What Are Webhooks?
A webhook is an HTTP callback — your server makes a POST request to a URL registered by the consumer whenever a specified event occurs. Instead of the consumer polling your API repeatedly, your system pushes notifications the moment something happens.
Common use cases: payment confirmations (Stripe), push events (GitHub), form submissions (Typeform), and deployment notifications (Vercel).
Webhook vs Polling
| Polling | Webhooks | |
|---|---|---|
| **Latency** | Up to poll interval | Near real-time |
| **Server load** | High (many idle requests) | Low (event-driven) |
| **Client complexity** | Simple | Requires public endpoint |
| **Reliability** | Client controls retries | Provider must retry |
Use webhooks when low latency matters and the consumer can expose a public HTTPS endpoint. Fall back to polling for environments behind firewalls.
Designing Webhook Payloads
A good webhook payload is self-describing and stable:
{
"id": "evt_01HX4K9Z2M",
"type": "order.completed",
"created_at": "2024-03-15T14:22:31Z",
"api_version": "2024-01-01",
"data": {
"object": "order",
"id": "ord_9182",
"amount": 4999,
"currency": "usd",
"status": "completed"
}
}
Key design decisions:
- Include a unique event ID — enables deduplication on the consumer side
- Include
created_at— consumers can detect and discard out-of-order delivery - Include
type— consumers route to the right handler without parsing the body - Embed a snapshot of the object — consumers do not need to call back to fetch current state (thin vs fat payloads debate; fat is more reliable)
- Include
api_version— lets consumers handle schema evolution
Delivery Guarantees
Most webhook systems guarantee at-least-once delivery: events will be delivered at least once, but may be delivered more than once due to retries. Exactly-once delivery is extremely hard to guarantee across distributed systems.
Your consumer must be idempotent — processing the same event twice must produce the same result. Use the event id as an idempotency key, store processed IDs in a database, and skip duplicates.
Signature Verification (HMAC)
Never trust a webhook payload without verifying it came from your provider. The standard approach is HMAC-SHA256:
Provider side — compute a signature and send it in a header:
import hashlib, hmac
def sign_payload(payload: bytes, secret: str) -> str:
sig = hmac.new(secret.encode(), payload, hashlib.sha256)

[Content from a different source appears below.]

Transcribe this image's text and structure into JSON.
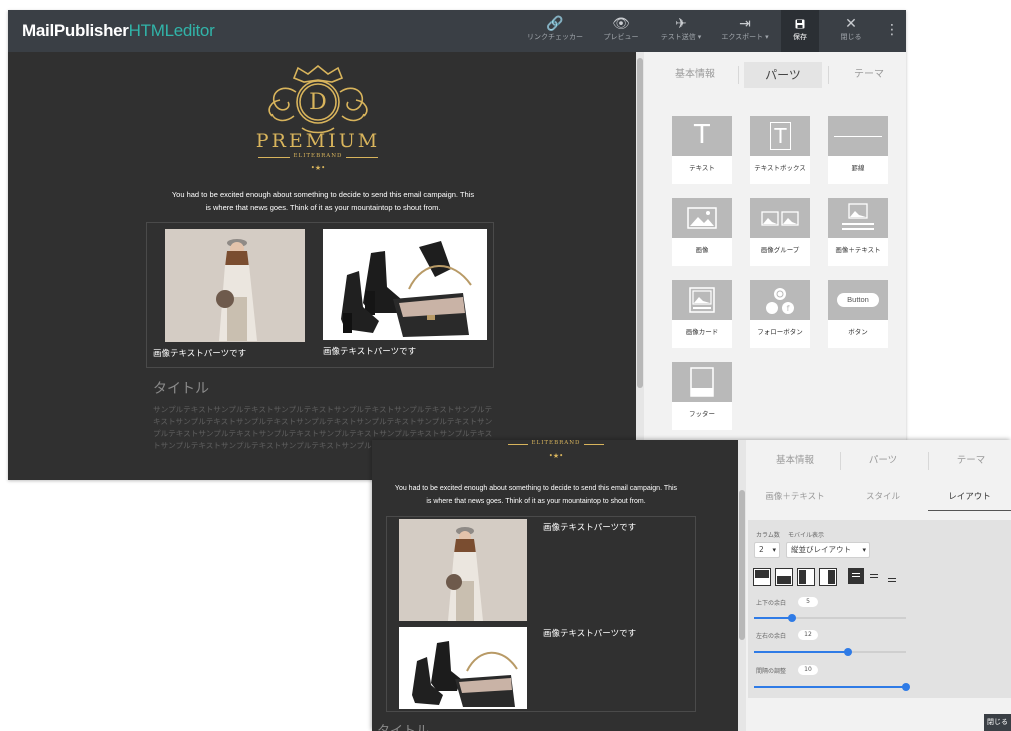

return 'sha256=' + sig.hexdigest()
POST /webhooks HTTP/1.1
X-Signature-256: sha256=abc123...
Consumer side — verify the signature before processing:
import hashlib, hmac
def verify_signature(payload: bytes, header: str, secret: str) -> bool:
expected = 'sha256=' + hmac.new(
secret.encode(), payload, hashlib.sha256
).hexdigest()
return hmac.compare_digest(expected, header) # constant-time compare
Always use hmac.compare_digest (or equivalent), never ==, to prevent timing attacks.
Retry and Failure Handling
When the consumer returns a non-2xx status code (or times out), the provider should retry with exponential backoff:
| Attempt | Delay |
|---|---|
| 1st retry | 1 minute |
| 2nd retry | 5 minutes |
| 3rd retry | 30 minutes |
| 4th retry | 2 hours |
| 5th retry | 6 hours |
After exhausting retries, move the event to a dead-letter queue for manual inspection. Alert the consumer via email or dashboard.
Consumer best practice: respond with 200 immediately, then process asynchronously. A 30-second processing timeout that causes a retry is a common source of duplicate processing.
Testing Webhooks
During development, use a tunnel to expose your local server:
# ngrok
ngrok http 8000
# → https://abc123.ngrok.io → http://localhost:8000
# Stripe CLI (for Stripe webhooks)
stripe listen --forward-to localhost:8000/webhooks/stripe
For testing retry logic, return 500 deliberately and observe the retry schedule. Log all incoming webhook payloads to a persistent store during development — it is much easier to replay stored payloads than to re-trigger real events.